I know that it is healthy to eat really small meals every two hours, but I just don't feel hungry!
I used to be and still am a big emotion eater. Sad? Eat sweets. Angry? Eat salty chips and creamy dip. Happy? Eat more sweets. Depressed? Clean out the kitchen.
In the past two weeks I've not indulged that. When I have an emotion, I don't turn to the food anymore, instead I use that emotional energy to get up and do something.

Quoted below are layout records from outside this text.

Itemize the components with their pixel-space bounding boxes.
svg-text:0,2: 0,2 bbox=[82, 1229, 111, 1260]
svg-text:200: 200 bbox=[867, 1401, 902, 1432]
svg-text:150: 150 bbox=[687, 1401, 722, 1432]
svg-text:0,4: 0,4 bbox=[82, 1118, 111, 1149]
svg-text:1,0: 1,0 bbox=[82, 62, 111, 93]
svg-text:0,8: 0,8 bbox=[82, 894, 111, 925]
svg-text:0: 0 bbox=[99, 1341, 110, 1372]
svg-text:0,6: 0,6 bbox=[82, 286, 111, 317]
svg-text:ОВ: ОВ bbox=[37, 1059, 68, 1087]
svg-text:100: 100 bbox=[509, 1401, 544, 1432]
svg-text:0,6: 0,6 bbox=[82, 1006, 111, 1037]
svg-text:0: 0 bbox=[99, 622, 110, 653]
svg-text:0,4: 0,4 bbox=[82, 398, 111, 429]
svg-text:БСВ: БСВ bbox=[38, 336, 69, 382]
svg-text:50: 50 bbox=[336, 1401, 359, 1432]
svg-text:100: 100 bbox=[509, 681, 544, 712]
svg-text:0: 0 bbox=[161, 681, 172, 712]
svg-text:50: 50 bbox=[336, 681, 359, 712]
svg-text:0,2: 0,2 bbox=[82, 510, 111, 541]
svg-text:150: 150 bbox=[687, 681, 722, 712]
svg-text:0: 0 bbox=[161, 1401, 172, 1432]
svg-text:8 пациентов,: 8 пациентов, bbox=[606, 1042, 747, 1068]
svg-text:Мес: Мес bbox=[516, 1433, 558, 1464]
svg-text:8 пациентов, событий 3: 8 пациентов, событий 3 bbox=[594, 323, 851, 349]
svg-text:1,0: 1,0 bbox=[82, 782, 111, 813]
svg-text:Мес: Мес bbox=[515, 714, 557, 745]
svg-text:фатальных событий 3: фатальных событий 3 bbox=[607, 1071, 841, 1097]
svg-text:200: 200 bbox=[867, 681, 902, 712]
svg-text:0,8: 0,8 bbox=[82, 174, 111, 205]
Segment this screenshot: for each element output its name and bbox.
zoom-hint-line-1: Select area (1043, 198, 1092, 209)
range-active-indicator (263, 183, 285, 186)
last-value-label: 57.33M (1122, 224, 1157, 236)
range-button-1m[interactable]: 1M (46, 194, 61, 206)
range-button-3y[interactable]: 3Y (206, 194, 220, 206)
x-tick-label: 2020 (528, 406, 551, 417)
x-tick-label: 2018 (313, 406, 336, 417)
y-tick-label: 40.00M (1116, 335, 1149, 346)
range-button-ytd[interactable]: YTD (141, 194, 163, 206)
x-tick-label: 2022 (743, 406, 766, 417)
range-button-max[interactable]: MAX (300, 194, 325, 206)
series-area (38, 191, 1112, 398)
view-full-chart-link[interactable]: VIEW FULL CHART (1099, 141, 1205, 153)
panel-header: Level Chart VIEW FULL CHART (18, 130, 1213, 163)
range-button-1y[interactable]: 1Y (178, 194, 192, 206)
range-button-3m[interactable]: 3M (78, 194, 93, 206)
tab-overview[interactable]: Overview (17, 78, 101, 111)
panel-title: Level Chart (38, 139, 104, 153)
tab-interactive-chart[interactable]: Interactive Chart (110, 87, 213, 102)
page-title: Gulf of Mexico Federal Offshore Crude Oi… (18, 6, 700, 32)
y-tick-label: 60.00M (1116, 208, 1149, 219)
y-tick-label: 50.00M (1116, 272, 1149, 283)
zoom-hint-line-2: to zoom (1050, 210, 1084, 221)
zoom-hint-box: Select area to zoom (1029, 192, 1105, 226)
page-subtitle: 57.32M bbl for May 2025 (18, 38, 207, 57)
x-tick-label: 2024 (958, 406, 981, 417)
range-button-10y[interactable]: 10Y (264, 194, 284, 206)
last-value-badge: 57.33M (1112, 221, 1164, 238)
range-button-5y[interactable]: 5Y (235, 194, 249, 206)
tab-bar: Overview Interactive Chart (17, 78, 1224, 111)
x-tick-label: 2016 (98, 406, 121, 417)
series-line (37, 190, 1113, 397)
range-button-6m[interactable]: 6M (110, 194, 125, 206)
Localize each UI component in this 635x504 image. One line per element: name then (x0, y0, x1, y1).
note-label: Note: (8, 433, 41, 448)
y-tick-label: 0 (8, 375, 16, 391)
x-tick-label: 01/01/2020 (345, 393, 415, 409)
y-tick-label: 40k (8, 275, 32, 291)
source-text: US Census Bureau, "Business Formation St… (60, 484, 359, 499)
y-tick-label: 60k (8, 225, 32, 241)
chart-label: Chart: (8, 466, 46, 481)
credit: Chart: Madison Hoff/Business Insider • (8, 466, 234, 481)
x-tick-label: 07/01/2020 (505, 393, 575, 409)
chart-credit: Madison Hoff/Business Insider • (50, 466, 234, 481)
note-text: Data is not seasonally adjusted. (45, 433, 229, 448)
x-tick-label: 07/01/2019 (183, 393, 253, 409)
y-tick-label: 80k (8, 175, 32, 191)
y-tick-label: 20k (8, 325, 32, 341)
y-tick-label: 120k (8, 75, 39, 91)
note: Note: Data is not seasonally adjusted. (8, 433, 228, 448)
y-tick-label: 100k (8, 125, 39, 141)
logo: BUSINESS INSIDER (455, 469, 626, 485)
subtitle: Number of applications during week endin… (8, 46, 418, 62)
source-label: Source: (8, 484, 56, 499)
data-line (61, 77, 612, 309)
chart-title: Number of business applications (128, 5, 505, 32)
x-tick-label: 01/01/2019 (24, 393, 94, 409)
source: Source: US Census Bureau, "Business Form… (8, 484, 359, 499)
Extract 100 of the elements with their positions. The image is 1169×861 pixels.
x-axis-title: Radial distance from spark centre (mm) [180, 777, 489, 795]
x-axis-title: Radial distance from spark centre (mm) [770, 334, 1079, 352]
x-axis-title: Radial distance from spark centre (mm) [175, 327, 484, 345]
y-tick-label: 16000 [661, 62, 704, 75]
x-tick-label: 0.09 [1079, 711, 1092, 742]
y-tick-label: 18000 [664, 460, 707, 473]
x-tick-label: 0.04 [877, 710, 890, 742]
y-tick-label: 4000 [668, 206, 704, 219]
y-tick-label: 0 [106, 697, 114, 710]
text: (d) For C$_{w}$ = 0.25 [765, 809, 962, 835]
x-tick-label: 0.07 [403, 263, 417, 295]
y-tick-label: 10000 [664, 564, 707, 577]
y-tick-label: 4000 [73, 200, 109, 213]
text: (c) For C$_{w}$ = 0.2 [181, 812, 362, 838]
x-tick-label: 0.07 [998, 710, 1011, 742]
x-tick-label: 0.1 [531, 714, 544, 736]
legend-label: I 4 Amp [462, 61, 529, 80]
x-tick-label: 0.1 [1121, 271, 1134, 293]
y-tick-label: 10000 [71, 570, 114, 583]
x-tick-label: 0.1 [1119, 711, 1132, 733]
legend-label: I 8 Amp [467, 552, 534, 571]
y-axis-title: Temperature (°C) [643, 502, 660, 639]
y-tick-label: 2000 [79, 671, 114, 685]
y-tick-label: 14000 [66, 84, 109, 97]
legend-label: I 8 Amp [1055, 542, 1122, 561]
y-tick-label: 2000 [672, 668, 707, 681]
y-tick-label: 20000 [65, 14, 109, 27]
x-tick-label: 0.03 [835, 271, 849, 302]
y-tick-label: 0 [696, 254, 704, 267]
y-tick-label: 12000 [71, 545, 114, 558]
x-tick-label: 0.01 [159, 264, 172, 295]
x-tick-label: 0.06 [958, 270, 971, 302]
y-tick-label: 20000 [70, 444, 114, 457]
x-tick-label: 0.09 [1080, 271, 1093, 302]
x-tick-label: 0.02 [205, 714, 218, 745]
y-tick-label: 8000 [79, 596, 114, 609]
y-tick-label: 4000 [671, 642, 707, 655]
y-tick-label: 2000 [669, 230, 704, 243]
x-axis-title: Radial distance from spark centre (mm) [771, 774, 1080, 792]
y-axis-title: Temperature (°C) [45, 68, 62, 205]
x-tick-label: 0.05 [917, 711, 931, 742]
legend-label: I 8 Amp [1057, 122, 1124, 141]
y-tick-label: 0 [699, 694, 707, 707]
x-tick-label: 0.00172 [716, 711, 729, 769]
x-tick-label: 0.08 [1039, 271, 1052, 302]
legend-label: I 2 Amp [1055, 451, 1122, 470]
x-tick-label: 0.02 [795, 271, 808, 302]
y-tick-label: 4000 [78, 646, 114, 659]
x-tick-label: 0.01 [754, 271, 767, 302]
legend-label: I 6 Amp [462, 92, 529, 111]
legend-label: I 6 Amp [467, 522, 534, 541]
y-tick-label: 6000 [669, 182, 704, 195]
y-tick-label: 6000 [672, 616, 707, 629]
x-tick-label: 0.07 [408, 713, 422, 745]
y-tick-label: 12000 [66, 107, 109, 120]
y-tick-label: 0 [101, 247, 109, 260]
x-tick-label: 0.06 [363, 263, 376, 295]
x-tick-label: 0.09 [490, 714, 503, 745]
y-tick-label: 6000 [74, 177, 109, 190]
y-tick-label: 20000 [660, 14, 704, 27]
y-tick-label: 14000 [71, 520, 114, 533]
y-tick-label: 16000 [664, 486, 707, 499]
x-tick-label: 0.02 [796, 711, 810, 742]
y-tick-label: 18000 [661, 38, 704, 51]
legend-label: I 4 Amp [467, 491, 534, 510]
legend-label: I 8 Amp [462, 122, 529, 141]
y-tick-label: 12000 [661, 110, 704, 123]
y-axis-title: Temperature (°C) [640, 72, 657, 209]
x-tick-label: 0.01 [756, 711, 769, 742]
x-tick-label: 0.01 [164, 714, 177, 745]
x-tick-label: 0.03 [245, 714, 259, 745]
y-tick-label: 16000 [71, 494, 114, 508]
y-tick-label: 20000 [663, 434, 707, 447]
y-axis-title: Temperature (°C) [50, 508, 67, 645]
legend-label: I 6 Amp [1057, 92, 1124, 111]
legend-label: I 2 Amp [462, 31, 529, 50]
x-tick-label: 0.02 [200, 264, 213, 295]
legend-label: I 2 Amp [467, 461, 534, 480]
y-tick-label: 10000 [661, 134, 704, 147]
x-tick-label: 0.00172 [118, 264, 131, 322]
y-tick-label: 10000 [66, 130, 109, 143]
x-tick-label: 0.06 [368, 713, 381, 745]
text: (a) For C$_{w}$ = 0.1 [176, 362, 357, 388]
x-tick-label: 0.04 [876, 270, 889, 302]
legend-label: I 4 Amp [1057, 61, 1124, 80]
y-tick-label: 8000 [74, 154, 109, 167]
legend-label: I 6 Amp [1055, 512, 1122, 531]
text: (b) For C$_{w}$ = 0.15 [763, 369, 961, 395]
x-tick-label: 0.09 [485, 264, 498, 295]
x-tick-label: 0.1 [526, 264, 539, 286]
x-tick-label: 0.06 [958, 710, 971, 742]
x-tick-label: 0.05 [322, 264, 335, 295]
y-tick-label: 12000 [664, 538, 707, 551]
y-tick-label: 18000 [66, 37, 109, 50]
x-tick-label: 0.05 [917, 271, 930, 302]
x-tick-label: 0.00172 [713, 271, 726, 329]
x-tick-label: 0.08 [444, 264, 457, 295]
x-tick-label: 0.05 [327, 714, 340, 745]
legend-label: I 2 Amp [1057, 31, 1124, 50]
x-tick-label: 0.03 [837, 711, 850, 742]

When I go grocery shopping, I try to pin point what makes me want to purchase the food I'm looking at. If I walk by food not on my list and I suddenly want it, it usually means that I'm craving it emotionally. I won't buy that food at that time, even if it is a healthy choice. Last night, when I was shopping, I really really really wanted to purchase some tuna that comes in a pouch.
Now hold on, you say, tuna is pretty healthy especially with crumbled over salad or used in a seafood omelette. Why not purchase it, since it is a healthy food craving.
The food is healthy, the craving is not. When I was younger, tuna in pouches was a comfort treat for me when I was in marching band. Our band would sit up in the bleachers and munch on the things we packed after we had performed our show, waiting and stressing about if we would win the award (we always did).
Its so strange, but I just don't want to feed that emotion, to feed that craving.
I'll make up a meal list for next week that may require tuna in it, and then purchase it on that merrit, but for no other reason.
I guess through all of this, my main point is this: Do I eat if I am not physically hungry, even if I am severly lacking in calories? Or do I eat throughout the day even if it feels like I'm forcing it down my throat, just to be sure I'm getting a few more calories?
Thoughts? Opinions?
Thanks for reading this rambling mess, lol!